UK business confidence has reached its lowest point this year, indicating a bleak second half of 2012 for the UK economy, according to the latest Business Trends report by accountants and business advisers BDO LLP
BDO’s Optimism Index - which predicts business performance two quarters ahead - has hit a six-month low, falling for the fourth consecutive month from 95.5 in May to 93.5 in June. This is the lowest reading since December 2011, and for the first time since January takes the Index below the crucial 95.0 mark that indicates growth.

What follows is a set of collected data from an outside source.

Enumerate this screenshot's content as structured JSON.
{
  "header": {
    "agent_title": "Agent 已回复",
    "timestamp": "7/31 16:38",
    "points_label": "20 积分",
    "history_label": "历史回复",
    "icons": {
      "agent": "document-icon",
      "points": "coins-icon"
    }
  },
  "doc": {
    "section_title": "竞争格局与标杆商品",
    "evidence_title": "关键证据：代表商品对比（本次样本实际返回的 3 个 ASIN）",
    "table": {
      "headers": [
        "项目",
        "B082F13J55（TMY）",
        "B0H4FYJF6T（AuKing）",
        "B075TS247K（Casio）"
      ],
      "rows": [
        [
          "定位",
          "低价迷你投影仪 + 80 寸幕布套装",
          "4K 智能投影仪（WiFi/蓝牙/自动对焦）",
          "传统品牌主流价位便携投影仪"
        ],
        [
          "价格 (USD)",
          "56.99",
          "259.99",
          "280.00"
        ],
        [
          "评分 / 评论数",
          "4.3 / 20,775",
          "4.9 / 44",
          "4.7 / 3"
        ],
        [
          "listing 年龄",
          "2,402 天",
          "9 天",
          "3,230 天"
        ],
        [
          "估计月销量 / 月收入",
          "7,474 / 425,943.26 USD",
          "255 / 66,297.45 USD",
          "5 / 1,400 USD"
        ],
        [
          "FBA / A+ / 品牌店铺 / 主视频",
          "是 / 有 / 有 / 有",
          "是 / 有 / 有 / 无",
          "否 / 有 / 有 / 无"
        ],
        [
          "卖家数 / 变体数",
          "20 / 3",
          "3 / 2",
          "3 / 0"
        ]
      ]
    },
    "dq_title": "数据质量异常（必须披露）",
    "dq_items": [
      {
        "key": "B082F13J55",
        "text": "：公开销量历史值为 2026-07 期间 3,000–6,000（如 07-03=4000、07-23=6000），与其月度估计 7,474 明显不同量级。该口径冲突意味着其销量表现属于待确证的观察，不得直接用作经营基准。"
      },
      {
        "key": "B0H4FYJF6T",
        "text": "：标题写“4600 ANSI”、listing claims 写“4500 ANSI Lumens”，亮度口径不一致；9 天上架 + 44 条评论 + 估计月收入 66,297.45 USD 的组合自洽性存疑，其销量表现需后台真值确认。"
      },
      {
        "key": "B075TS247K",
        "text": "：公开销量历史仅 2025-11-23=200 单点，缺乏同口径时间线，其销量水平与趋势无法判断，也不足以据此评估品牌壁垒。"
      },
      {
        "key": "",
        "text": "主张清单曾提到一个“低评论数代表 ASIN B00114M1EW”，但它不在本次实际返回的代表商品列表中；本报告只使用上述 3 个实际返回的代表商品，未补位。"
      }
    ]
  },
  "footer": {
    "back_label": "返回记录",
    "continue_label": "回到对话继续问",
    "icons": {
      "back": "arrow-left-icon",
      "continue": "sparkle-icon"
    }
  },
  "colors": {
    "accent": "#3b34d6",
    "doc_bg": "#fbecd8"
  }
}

In addition, the short-term UK economic outlook took a knock in June, as the BDO Output Index - which forecasts business conditions in one quarter’s time - fell from 96.7 to 94.8. This is the single biggest monthly fall in the index since June 2011, reflecting the rapidly weakening short term economic outlook and comes shortly after lower than expected GDP figures for Q4 2011 and Q1 2012 were unveiled. The BDO Output Index highlights the ongoing threat to growth that the UK faces for the back end of the year.
Confidence dropped particularly sharply in the manufacturing sector, as the Manufacturing Optimism Index plunged from 96.5 in May to 83.8, the lowest reading since March 2009. With around half of manufactured exports being purchased by the eurozone, ongoing concerns about growth prospects in the bloc are clearly mirrored by the Business Trends data.
Neil Craig, Partner and Head of BDO LLP in Scotland, commented: “The figures point to a tough economic climate for the remainder of the year, possibly beyond. As the eurozone continues to be blighted by instability, the UK government must take steps to ensure the UK economy is not at the mercy of the single market. Since half our export goods go to the eurozone, it’s not surprising that turbulence there is denting longer-term growth prospects here.
“A cohesive and outward-looking approach is needed to ensure we exploit all potential avenues for growth – we would urge the Government to collaborate and look for unexplored trade opportunities, not only within the G20, but also with the developing economies to achieve a coordinated and global response to ongoing economic volatility.”